Funding: Arts and Humanities Research Council
Duration: Three year from October 2009
Principal Investigator: Professor Mark Hallett (Head of Department of the History of Art, York)
Co-Investigators: Professor Nigel Llewellyn (Head of Research, Tate) and Dr Martin Myrone (Curator, Tate)
Collaborators: The University of York and Tate Britain
The research project, which was launched in October 2009, is intended to stimulate new approaches to British visual culture from 1660-1735. The period in question saw profound changes in the nation's character and these included a similarly important period of transformation in the visual arts, beginning with the appointment of Peter Lely as court painter to Charles II and ending with the emergence of the St Martin's Lane Academy in the mid-1730s. In terms of British art history, the later decades of the eighteenth century - the 'age of Hogarth and Reynolds' - have been relatively well explored; however, the art of the preceding period has not been recovered or interpreted in the same depth. It is in order to redress this art-historical imbalance, and to provide a set of fresh perspectives on the art of late-Stuart and early Georgian Britain, that this project has been conceived and developed.
Researchers on the team have a wide range of interests and expertise, which are being focused on three major arenas of the visual arts in this period: the later Stuart and early Hanoverian courts, the country seats of the landed aristocracy and the urban spaces occupied by a mix of social classes. Important cross-cutting themes include the development of art theory and the impact of imperial expansion on the visual arts. As well as generating a wide range of publications - including books, journal articles, conference papers and PhDs - the project also aims to communicate the period to a wider audience through gallery displays of art and online resources.
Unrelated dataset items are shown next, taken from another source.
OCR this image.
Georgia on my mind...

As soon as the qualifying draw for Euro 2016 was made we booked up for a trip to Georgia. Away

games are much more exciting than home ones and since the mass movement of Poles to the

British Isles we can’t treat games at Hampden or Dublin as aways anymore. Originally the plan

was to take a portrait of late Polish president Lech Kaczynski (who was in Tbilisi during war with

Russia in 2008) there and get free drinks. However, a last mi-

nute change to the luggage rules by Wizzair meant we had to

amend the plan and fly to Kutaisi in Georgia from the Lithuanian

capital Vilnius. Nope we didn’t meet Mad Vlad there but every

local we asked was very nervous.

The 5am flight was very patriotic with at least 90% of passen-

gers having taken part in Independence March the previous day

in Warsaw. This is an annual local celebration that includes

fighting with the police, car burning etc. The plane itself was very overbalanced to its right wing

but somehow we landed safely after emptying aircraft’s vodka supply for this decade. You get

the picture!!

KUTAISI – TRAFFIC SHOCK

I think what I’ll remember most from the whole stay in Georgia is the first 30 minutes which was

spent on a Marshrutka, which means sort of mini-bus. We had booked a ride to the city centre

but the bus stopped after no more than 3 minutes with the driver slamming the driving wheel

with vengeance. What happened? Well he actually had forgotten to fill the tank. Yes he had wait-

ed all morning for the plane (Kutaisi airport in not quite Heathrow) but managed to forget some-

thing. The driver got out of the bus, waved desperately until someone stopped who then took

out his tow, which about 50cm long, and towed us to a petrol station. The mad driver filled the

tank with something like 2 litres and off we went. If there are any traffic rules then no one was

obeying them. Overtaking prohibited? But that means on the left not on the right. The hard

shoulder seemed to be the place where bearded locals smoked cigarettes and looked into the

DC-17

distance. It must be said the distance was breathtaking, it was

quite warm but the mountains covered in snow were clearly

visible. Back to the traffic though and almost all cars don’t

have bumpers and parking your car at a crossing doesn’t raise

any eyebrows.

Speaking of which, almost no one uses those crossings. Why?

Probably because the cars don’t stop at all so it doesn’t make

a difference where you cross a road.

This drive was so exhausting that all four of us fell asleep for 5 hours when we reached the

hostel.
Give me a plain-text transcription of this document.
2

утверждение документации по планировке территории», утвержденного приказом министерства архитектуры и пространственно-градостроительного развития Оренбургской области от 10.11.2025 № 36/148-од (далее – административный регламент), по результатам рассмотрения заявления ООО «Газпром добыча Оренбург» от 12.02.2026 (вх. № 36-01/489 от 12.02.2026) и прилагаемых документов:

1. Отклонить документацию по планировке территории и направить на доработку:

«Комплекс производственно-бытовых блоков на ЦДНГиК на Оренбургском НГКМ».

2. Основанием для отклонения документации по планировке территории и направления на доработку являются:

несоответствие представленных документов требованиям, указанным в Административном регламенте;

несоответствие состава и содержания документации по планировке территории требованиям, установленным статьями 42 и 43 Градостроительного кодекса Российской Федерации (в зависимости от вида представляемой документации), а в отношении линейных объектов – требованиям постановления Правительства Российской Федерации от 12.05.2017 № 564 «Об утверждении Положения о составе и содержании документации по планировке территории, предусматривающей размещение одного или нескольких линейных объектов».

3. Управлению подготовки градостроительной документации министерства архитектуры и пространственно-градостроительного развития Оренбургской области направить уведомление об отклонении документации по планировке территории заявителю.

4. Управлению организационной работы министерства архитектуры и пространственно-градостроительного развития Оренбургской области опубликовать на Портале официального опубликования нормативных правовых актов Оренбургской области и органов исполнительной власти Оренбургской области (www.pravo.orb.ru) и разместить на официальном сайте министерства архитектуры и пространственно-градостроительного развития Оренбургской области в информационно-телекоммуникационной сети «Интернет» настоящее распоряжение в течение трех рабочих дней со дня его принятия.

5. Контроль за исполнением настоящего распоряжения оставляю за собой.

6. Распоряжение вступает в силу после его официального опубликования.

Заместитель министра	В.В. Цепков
The project is administered by the Centre for Eighteenth Century Studies at the University of York
October 2011 saw the launch of a new website conceived, funded and developed by the Court, Country, City: British Art 1660-1735 project. This website, The Art World in Britain, 1660-1735, edited by Dr Richard Stephens of the project team and developed with the assistance of Dr Paul Young, a software developer from the University of York Digital Library, is designed to publish primary sources and research tools for the study of arts in Britain between the restoration of Charles II and the opening of Hogarth's St Martin's Lane Academy.